Piaget claimed that while, “the logician’s formal structures are fabricated ad hoc” but that “what structuralism is after is to discover ‘natural structures’” (Piaget 1968: 30). Nevertheless, there remains a degree of uncertainty as to how the structures are obtained, whether they are “given” (from the ontological, realist perspective) or “posited” (from the epistemological, nominalist viewpoint, see Petitot 1985: 23–4). In other words, are they inherent in phenomena, or the objects of study? Or are they constructed in researcher’s mind? Obviously, structures are not detachable from substance, they are higher (supervenient) orders of organization that can be inferred from material forms, as in pairs such as langue and parole (Saussure), code and message (Jakobson), phoneme and allophone (Jakobson, Trubetskoy), where the first term refers to the virtual, the second to the actual tangible entity. While approaching artefacts and cultural practices, the observer meets a material resistance of the form whose meaning he is able to access only by capturing its organizing principles and functions rather than ascribing a pre‐given meaning to it. The form does not convey ready, pre‐given ideas; it constitutes a new meaningful object. As Ducrot observes in his chapter in the manifesto collection Qu’est‐ce que le structuralisme?, if “structure” is understood as a form of organization, the study of linguistic structures is as old as the study of language itself. The novelty of structuralism consists in extending the idea of formal organization to film, literature, mythology, and other cultural practices (Ducrot 1968: 16) with their different forms of structuration. In this new capacity, the concepts of “language” and “structure” may have a reductive and homogenizing effect (if they are reduced to a direct analogy with the natural language system) or an emancipating effect (if properly understood as a distinct system of expression and meaning‐making). While highlighting the specifics of those different “languages,” the formalist‐structuralist methods, as compared with previous biographical, or naive‐psychological approaches, introduced a more technical and analytical vocabulary contingent on the description of specific material practices in literary and cultural studies and, consequently fostering emancipation and maturation of these disciplinary fields.

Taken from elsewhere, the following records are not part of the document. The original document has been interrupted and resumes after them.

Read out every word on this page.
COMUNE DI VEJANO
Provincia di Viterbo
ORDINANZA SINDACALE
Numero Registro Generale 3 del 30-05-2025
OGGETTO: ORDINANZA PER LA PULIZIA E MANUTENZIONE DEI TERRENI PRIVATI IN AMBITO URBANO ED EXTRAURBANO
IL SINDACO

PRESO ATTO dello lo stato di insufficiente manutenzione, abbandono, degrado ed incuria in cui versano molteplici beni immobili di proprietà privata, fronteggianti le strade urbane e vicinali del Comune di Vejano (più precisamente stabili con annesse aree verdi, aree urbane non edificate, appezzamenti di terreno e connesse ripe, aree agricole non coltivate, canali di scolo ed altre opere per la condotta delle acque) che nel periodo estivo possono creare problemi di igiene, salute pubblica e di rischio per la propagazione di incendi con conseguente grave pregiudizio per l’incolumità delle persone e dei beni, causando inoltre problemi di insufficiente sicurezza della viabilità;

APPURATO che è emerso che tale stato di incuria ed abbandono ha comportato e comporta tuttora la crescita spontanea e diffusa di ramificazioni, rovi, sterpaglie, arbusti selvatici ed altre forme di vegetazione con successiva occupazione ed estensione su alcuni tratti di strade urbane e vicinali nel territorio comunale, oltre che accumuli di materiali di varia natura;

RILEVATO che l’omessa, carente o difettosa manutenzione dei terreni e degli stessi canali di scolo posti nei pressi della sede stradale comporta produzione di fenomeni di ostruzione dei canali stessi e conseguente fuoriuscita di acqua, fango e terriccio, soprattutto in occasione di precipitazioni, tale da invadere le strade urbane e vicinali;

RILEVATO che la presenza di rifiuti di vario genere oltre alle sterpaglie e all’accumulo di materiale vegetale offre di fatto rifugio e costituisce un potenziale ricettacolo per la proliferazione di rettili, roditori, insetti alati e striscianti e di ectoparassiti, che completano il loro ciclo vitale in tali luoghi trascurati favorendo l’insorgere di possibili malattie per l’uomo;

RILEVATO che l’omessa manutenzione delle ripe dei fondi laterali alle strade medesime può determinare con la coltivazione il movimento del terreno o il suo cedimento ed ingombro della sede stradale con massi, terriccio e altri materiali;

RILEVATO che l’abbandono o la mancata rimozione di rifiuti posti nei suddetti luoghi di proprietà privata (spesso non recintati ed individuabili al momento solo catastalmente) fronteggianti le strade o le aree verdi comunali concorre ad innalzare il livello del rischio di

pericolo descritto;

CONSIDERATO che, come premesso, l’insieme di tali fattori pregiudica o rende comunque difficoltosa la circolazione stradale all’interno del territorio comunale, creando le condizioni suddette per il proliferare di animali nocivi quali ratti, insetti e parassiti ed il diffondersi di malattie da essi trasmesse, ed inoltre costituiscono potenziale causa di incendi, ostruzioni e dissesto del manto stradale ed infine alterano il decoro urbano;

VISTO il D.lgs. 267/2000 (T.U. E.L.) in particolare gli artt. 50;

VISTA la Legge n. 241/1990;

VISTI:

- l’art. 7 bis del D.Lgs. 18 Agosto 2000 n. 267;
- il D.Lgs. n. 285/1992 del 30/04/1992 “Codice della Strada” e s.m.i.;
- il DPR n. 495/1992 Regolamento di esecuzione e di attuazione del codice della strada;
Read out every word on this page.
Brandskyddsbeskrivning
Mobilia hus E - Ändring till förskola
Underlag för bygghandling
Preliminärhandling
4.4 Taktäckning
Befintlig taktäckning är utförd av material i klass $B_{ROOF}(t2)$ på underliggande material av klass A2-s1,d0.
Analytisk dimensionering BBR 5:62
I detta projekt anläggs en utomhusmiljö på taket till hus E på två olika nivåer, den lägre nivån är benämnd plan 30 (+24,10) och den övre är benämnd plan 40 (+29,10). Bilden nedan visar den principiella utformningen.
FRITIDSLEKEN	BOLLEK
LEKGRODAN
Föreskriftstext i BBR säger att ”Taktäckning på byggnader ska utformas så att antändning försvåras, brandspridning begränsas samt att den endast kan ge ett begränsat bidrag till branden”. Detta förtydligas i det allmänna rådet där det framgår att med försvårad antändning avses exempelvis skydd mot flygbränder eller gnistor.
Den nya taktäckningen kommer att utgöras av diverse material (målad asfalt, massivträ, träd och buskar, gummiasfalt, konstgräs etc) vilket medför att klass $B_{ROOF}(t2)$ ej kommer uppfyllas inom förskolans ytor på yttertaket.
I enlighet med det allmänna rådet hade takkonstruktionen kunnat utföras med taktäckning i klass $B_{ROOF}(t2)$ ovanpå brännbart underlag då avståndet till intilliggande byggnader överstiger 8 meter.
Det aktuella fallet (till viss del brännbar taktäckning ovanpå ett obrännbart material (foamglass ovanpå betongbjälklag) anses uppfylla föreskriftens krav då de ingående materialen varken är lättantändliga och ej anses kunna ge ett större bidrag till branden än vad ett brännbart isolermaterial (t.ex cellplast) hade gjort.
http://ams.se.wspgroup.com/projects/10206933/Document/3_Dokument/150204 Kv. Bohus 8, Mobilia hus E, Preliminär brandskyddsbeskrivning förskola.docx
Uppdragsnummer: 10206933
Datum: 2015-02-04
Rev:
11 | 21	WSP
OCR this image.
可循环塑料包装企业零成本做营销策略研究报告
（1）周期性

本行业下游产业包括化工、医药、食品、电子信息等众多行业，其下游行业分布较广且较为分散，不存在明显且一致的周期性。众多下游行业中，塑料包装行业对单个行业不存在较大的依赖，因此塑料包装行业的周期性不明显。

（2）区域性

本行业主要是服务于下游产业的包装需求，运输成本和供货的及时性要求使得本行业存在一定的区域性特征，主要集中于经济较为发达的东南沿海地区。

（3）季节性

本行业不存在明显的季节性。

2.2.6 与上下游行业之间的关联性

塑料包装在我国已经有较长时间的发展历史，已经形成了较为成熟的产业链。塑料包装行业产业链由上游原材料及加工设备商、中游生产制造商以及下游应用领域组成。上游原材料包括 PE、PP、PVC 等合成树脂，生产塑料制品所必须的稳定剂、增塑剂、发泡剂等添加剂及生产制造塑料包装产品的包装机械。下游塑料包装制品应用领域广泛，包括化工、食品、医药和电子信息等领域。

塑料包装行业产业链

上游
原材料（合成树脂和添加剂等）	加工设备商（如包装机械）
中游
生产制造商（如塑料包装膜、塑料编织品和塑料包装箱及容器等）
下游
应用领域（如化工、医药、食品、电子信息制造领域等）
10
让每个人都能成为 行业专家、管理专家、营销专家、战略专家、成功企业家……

There remains a degree of uncertainty and doubt, however, as to how and whether the concept of structure is applicable to these fields. This has led to some critics being reluctant to see structuralism in literature and arts as a method at all, let alone a rigorous method (Boudon 1968: 227–9). In some structuralist works, structural descriptions are generated in accordance with the rules of formal or natural logic adopted by linguistics and semiotics, by applying the operational rules to the inventory of basic formal units. For instance, Barthes adopted from Hjelmslev the notions of “metalanguage” and “connotation”, as secondary‐order levels of signification or meaning‐making, to describe various semiotic systems (such as modern mythology, advertising, and fashion, in Barthes 1957 and 1967), as secondary systems built on top of the primary system of natural language and endowing it with new cultural and ideological meanings.2 In The Fashion System (1967), Barthes explores syntagmatic and paradigmatic relations of different items of clothing and their functions in the system of fashion. Slavic structuralism(s) and functionalism(s)—Czech, Polish, Tartu‐Moscow—worked with structural and stratification models of language where lower‐level units (phonemes, morphemes, lexemes) fuse into higher‐level units. In literary works, which include, besides linguistic, a number of supra‐ and extralinguistic levels, lower‐level units (even meaningless in natural language) may link directly to higher levels. They become meaningful by bringing units of higher levels (often unrelated in natural language) into relations of equivalence or contrast.3 The greater the number of formal restraints and semantic connections that each textual unit enters the richer the work’s semantic (meaning‐generating) potential (Lotman 1977).4 From this perspective, the poetic language is not a “deviant” version of everyday language, as Shklovsky maintained, but an intensification of language’s natural creativity (Jakobson 1985: 92). Slavic scholars developed projects of generative poetics inspired by Chomsky’s generative grammar and computational linguistics (e.g. Revzin 1966). Structuralist narratology (works by Algirdas Julien Greimas, Gérard Genette, Seymour Chatman, Gerald Prince) is also rooted in linguistic and rhetorical frameworks.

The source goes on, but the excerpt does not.